I’ve just returned from Albania, where I was attending the Liberty Summit, organised by the Alliance of Conservatives and Reformists in Europe (ACRE). ACRE is the grouping of like-minded political parties across Europe, which sits alongside the ECR, the Tory-allied group in the EU – so when we leave the EU, we will leave the latter but remain an ACRE member.

It was a fascinating event – not least due to Albania’s history as the closest thing to North Korea that Europe has so far produced, but also because of the range of attendees. There were veteran dissidents like Uran Kostreci, the Albanian poet who spent 20 years in some of Enver Hoxha’s most brutal jails, and Andrzej Gwiazda, who played a central role in establishing anti-communist opposition in the Gdansk shipyards, laying the ground for the later emergence of the Solidarnosc movement. There were also representatives of the Conservatives’ many allied parties – among those I met were MPs and activists from Poland, Finland, Germany, Italy and Slovakia (indeed the Summit saw ACRE welcome three new member parties, from Albania, Belarus and Northern Cyprus).

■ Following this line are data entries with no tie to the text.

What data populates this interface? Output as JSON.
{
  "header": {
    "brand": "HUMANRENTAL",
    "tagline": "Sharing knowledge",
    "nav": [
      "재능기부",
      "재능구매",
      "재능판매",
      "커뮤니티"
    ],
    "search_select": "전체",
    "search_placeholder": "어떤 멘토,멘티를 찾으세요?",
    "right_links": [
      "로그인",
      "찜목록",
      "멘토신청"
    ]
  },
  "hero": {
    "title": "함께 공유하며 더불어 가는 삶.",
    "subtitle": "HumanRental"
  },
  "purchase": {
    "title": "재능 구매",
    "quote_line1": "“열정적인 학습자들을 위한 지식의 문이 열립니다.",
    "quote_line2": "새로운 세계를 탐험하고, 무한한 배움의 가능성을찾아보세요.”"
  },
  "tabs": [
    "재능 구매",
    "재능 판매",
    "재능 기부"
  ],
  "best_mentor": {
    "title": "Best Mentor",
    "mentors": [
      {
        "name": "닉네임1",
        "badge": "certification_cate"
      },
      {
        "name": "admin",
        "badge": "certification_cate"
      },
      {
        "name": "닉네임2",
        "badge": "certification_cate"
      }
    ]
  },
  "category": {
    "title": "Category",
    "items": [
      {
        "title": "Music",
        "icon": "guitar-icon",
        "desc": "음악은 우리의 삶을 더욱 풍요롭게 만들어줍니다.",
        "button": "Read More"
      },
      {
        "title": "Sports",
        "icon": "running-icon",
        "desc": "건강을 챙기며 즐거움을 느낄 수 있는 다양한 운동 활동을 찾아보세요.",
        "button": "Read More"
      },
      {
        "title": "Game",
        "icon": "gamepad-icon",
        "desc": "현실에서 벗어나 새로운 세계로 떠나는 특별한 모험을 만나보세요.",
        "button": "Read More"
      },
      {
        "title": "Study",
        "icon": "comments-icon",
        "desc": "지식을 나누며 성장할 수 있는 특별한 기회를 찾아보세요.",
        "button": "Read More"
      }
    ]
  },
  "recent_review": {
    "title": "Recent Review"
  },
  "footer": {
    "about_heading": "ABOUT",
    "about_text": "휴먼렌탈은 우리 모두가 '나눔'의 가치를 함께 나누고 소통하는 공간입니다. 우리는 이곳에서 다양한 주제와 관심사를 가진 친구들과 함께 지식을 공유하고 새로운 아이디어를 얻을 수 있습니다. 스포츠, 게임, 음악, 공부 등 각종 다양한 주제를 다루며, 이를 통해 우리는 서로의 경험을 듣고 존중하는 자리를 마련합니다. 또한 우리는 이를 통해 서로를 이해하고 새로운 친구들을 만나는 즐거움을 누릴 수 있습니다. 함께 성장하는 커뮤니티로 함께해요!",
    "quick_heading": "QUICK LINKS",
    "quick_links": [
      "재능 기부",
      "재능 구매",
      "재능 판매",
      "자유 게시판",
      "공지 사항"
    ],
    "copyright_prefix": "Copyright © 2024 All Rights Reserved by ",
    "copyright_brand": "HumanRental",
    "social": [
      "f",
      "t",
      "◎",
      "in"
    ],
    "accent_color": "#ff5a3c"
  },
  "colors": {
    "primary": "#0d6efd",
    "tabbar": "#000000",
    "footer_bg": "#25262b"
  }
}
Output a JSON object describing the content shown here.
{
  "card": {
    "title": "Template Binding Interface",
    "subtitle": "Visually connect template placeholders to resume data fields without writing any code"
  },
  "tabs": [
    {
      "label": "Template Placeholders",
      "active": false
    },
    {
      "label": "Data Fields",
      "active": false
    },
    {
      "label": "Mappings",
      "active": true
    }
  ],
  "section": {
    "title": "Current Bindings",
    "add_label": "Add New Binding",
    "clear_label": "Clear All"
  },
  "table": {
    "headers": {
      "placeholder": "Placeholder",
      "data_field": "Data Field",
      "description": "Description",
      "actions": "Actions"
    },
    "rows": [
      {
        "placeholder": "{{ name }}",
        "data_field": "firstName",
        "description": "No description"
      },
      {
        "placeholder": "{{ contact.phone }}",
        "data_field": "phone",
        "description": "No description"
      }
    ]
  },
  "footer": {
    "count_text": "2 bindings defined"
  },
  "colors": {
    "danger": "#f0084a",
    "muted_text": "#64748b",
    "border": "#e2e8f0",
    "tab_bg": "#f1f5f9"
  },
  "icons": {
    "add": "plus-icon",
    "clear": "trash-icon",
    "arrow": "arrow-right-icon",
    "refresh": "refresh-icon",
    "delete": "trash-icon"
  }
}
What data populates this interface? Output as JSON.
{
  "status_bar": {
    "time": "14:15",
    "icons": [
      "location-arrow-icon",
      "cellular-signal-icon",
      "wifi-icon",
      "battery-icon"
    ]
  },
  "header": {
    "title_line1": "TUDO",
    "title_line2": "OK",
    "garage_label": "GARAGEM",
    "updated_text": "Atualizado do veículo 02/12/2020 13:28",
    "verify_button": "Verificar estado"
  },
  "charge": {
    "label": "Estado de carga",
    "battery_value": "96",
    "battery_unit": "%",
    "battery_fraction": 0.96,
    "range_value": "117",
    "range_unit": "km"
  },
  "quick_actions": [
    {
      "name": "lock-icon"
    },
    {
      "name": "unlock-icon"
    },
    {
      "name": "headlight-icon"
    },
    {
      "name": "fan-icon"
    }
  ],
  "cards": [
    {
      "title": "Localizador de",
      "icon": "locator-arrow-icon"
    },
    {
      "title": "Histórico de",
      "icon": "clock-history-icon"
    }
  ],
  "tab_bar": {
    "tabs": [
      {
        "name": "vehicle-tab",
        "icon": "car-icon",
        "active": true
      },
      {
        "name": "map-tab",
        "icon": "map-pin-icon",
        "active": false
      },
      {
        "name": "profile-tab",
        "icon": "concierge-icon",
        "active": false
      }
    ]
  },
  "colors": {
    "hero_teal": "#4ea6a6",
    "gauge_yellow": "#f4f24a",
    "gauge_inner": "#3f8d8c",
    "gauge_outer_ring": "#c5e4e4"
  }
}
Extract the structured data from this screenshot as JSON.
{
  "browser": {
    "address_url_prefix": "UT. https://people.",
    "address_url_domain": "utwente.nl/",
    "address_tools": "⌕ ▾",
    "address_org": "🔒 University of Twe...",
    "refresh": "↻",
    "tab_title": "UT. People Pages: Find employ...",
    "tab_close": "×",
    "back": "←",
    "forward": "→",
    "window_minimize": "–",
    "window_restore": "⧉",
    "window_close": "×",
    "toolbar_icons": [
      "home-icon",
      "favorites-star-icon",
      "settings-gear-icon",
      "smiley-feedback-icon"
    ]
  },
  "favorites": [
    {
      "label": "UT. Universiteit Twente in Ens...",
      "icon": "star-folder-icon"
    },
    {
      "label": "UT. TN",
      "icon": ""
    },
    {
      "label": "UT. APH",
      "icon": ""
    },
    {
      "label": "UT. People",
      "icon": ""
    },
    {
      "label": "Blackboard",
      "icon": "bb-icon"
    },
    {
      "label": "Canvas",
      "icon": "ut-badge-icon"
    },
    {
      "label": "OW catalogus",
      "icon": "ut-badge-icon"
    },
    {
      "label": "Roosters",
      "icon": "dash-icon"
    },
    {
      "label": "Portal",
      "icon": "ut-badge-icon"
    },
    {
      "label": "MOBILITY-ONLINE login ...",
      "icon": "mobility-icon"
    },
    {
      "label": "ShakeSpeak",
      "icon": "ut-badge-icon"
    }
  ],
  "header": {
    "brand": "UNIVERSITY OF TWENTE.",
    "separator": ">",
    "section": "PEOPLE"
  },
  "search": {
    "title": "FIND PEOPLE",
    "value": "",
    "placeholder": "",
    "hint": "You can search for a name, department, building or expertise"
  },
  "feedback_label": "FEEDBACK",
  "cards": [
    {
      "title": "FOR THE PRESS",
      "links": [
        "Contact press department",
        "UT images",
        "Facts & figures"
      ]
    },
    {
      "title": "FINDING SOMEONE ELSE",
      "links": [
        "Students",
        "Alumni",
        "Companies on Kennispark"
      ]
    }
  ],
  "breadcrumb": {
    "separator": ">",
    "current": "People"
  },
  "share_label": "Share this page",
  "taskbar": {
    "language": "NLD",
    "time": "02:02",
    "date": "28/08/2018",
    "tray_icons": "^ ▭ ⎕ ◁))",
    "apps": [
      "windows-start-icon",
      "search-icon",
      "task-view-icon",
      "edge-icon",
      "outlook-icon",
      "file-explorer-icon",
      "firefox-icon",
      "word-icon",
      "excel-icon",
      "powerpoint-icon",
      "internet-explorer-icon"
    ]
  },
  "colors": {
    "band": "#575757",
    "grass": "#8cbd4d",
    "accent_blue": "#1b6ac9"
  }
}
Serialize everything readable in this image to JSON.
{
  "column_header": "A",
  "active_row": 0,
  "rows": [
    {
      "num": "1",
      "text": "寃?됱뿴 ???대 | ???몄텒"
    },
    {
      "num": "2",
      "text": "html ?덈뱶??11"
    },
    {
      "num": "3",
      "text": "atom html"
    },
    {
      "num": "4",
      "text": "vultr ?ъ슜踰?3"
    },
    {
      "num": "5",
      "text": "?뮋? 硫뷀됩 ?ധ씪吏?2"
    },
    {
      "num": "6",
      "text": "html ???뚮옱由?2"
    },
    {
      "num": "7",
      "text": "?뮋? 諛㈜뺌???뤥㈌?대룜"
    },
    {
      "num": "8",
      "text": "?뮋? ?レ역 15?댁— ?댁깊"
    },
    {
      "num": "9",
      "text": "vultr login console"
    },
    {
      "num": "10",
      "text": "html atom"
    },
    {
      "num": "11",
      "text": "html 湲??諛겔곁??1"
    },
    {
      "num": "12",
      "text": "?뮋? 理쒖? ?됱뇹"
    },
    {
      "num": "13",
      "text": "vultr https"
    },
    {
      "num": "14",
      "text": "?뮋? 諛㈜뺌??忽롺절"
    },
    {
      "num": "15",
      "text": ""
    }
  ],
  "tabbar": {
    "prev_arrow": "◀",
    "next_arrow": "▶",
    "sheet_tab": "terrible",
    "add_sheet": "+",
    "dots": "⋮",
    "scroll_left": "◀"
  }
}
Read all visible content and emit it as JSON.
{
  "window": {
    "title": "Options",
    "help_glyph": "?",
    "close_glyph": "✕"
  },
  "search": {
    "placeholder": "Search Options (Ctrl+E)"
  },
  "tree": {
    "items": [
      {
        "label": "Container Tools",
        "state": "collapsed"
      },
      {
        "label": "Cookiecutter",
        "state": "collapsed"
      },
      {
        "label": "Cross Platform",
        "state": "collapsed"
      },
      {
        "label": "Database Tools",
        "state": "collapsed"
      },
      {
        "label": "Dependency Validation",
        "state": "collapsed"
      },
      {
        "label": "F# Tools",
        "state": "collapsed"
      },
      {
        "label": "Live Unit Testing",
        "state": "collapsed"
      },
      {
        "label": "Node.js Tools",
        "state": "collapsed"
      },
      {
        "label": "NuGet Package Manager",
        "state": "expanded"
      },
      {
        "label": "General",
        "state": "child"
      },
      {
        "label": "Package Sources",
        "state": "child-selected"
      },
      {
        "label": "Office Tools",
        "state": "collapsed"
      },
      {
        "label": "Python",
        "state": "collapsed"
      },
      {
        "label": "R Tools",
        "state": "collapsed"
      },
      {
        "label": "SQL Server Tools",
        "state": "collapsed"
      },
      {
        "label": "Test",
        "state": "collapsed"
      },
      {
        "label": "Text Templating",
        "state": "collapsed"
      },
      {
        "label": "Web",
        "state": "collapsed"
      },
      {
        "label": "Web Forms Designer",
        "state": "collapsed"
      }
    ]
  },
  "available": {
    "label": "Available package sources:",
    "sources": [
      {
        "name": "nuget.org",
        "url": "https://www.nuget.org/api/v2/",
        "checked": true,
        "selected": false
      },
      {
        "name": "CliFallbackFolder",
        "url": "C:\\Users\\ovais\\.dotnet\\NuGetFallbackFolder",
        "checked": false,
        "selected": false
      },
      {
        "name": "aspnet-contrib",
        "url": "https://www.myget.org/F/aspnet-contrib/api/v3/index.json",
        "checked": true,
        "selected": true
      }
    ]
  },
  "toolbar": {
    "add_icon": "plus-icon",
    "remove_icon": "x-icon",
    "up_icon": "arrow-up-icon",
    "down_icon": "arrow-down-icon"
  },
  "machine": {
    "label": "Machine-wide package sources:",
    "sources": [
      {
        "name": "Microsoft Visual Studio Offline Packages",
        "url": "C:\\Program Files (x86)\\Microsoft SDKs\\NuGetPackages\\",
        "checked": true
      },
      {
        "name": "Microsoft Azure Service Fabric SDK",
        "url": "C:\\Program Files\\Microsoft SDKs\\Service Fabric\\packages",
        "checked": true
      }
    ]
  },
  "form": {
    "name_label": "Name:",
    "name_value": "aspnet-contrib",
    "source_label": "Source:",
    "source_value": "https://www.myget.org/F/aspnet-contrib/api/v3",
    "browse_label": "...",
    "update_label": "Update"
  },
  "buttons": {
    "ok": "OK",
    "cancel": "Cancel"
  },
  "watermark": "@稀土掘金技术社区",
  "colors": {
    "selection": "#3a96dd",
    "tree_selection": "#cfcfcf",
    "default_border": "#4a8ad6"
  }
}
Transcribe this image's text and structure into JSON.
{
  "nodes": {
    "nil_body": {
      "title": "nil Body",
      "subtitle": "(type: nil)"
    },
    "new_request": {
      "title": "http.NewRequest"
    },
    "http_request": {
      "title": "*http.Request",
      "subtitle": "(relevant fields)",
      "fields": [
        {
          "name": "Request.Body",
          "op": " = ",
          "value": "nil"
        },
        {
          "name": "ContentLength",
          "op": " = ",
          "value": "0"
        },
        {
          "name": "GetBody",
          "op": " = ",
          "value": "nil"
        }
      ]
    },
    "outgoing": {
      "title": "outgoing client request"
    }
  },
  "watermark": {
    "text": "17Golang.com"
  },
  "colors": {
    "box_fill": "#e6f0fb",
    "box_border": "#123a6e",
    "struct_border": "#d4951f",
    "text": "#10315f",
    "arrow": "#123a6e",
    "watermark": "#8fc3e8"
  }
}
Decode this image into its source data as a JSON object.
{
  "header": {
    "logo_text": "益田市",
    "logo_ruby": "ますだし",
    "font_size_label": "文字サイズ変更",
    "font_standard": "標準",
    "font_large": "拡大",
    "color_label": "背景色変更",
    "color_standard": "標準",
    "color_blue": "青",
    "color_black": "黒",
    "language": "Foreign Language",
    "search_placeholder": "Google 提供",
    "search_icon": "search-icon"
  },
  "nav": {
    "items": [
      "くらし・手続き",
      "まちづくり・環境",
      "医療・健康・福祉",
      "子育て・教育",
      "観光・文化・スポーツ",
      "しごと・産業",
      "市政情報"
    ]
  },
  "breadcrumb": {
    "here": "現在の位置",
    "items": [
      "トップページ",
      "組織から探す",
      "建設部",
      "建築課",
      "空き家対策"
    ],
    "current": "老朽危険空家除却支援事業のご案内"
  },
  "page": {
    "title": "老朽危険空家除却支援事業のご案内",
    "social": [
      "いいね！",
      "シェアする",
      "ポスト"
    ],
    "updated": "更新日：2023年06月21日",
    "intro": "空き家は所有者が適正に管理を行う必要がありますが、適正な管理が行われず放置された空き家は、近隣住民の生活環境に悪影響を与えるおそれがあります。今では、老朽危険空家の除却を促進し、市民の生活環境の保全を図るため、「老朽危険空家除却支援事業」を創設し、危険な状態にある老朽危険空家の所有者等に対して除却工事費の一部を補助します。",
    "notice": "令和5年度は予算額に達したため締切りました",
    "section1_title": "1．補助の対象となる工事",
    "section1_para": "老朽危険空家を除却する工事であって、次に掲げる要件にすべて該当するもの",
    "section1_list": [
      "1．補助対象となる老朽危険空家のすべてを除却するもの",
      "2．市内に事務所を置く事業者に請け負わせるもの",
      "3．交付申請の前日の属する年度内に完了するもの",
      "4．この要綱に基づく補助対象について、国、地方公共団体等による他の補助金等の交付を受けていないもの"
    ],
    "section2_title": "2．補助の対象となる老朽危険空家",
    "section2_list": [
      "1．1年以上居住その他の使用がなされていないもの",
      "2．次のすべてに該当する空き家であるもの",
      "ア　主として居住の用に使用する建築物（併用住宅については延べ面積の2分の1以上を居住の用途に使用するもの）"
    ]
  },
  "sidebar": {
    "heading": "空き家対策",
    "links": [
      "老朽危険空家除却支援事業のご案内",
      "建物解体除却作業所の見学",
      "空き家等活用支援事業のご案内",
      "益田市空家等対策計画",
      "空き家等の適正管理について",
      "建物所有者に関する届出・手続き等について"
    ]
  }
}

Also in attendance, however, were the AK Party – the Turkish governing party whose leader, President Erdogan, has of course been pursuing a series of repressive measures both before and after that country’s failed coup last year. I reported last July that ACRE was already investigating whether the AKP was a suitable member, and had dispatched a fact-finding mission to Turkey to see whether the party could reasonably be judged to be consistent with the Alliance’s founding principles. If not, then they faced suspension.

The outcome of that fact-finding mission has not been published in full, but an ACRE statement from earlier this year confirms various concerns in the Alliance about Erdogan’s behaviour:

‘We deplore the violent coup attempt of 2016. We also appreciate the enormous burden placed on Turkey by the Syrian war and refugee crisis – a burden they have shouldered cheerfully and uncomplainingly. An unstable environment, however, is not a justification for weakening democratic norms, abandoning political pluralism or moving toward a more authoritarian style of government…

The ACRE Council notes with concern the continuing developments in Turkey. ACRE understands that an attempted coup d’état can lead to measures that would not be contemplated in normal times. None the less, a coup cannot justify a permanent shift in the balance of power, nor a continuing State of Emergency, nor a purge of officials who were uninvolved, nor the mistreatment of detainees.

Similarly, we accept the need for some reforms of the 1980 constitution, and recognize that it is for the Turkish electorate to determine its own constitutional arrangements. But we stress that the supremacy of national parliaments is part of the Reykjavík Declaration, and oppose any shift in power that would lead to a less pluralist or more autocratic form of regime.’

Since then, ACRE has voted on the status of the AKP and, as you can guess by the presence of the party’s representatives in Albania this weekend, it voted not to suspend or expel Erdogan and his colleagues. It certainly wasn’t a unanimous decision – people from various nations expressed their deep unhappiness about it to me in the last couple of days – but I gather it was supported by all those ACRE member parties who are in Government, who are also the largest parties in the Alliance. That includes the PiS in Poland, the Finns Party and the British Conservatives.

That’s a controversial decision, which was made in Westminster – meaning that not only do British Conservatives remain allied to Erdogan, but the Conservative Party’s leadership has explicitly backed continuing that alliance. I’m told that Daniel Hannan remained neutral in the process, in his capacity as ACRE Secretary-General, but the official position of the Conservative Party’s leadership and ACRE delegation is clearly that the alliance with the AKP should continue.

The prime justification for that continuation appears to be on security grounds, particularly given that Turkey is often European extremists’ chosen route to attempt to join ISIS. The merits of that case are likely to be classified, so are rather hard to judge (but will be visible to those governing parties who supported the AKP’s continuing membership).

What is public knowledge, however, is Erdogan’s record in using the continued State of Emergency to purge officials, clamp down on critical media and attack the judiciary in Turkey. As I wrote back in July, that record seems completely at odds with ACRE’s founding principles, and the statement above implies that ACRE has similar concerns. After the vote, the organisation simply says the relationship remains “under review” – though quite what more Erdogan would have to do to get kicked out is a mystery.